A desktop charging station – with a flared base to keep it extra-stable – is one option, plugging into the microUSB port on the bottom of the camera. Even cleverer is the power extension bar, which doubles as a regular portable battery or, with the USB cap removed, screws onto the bottom of the RE and juices it directly.

Image quality is more in line with a GoPro than a smartphone camera, too. It's about what you could expect from a fixed-focus lens, namely on a par for a point-and-shoot but unlikely to challenge anything more serious. The companion app does a solid job of ironing out the fish-eye effect of the ultra-wide-angle lens, too. Unfortunately a corrupted memory card means I can't share my samples now, but we'll have more for the full RE review.

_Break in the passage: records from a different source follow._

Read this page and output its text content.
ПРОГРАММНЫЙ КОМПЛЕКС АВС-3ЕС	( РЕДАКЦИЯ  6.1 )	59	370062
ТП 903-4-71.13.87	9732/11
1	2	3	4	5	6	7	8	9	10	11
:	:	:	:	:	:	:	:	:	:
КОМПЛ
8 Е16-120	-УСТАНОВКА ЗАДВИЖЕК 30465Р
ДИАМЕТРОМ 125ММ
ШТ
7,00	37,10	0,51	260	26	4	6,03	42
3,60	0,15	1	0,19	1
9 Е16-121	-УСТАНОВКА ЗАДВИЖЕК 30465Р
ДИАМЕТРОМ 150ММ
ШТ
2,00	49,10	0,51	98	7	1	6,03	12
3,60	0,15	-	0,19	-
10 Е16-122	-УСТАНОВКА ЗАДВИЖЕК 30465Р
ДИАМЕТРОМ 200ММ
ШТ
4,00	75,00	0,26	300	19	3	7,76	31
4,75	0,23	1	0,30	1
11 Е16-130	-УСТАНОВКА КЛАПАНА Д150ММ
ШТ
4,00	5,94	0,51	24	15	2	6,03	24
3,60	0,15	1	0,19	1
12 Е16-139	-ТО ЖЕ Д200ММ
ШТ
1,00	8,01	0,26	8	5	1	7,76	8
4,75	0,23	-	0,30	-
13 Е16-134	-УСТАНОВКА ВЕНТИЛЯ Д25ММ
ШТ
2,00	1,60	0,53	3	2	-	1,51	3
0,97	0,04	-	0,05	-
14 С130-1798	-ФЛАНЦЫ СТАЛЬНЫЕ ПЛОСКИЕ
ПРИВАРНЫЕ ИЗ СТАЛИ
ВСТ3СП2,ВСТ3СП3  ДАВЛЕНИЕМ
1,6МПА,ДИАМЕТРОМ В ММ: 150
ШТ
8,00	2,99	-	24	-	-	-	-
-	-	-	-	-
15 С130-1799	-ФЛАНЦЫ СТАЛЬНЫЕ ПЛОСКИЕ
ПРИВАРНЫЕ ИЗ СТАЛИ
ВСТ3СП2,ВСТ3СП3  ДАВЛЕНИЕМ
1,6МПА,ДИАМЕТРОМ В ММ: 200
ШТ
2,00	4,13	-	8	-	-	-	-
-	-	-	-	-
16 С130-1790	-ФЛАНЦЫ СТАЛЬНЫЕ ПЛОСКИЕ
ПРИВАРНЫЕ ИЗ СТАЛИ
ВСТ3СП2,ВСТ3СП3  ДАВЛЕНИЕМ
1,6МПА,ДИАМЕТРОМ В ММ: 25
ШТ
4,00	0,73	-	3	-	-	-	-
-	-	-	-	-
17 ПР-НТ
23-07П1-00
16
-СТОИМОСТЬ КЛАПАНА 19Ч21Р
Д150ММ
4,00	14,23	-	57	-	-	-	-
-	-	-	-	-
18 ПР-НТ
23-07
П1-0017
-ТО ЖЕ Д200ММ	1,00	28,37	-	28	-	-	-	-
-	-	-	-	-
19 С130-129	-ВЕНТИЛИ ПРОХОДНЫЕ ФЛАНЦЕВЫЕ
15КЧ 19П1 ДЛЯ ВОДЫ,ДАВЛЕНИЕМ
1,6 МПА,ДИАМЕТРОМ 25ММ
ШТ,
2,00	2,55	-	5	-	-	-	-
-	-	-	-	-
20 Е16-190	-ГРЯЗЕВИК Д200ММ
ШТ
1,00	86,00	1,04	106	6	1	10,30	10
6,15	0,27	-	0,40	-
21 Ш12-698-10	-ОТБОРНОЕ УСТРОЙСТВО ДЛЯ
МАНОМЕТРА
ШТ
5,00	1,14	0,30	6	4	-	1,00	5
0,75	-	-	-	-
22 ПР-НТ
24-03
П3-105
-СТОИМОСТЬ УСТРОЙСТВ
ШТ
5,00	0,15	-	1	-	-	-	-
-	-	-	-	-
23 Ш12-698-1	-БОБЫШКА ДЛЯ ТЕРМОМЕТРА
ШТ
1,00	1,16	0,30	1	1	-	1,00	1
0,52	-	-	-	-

It's an interesting approach for HTC (even if you ignore the fact that there's no UltraPixel to be found, despite that being the company's photography "halo" brand), making a companion camera that can be used not only with Android devices from other firms, but even an iPhone or iPad.

The company's ambitions don't end there, either. Real-time streaming to YouTube is in the pipeline, while an open API/SDK will mean social networks like Tencent and Instagram will be able to build in support, too, if they see fit.

The HTC RE will go on sale in the US later this month, priced at around $199.99. Availability elsewhere will follow on after that; pricing for the range of accessories is yet to be confirmed.

At two hundred bucks it's no small amount of money for an action camera, falling in-between Polaroid's toy-like $99 Cube and the $150+ more you'll spend on a GoPro.

The challenge, then, is convincing enough people that they want to devote separate pocket space to a second camera, and it may only be when the streaming functionality gets fleshed out that the HTC RE truly shows its worth.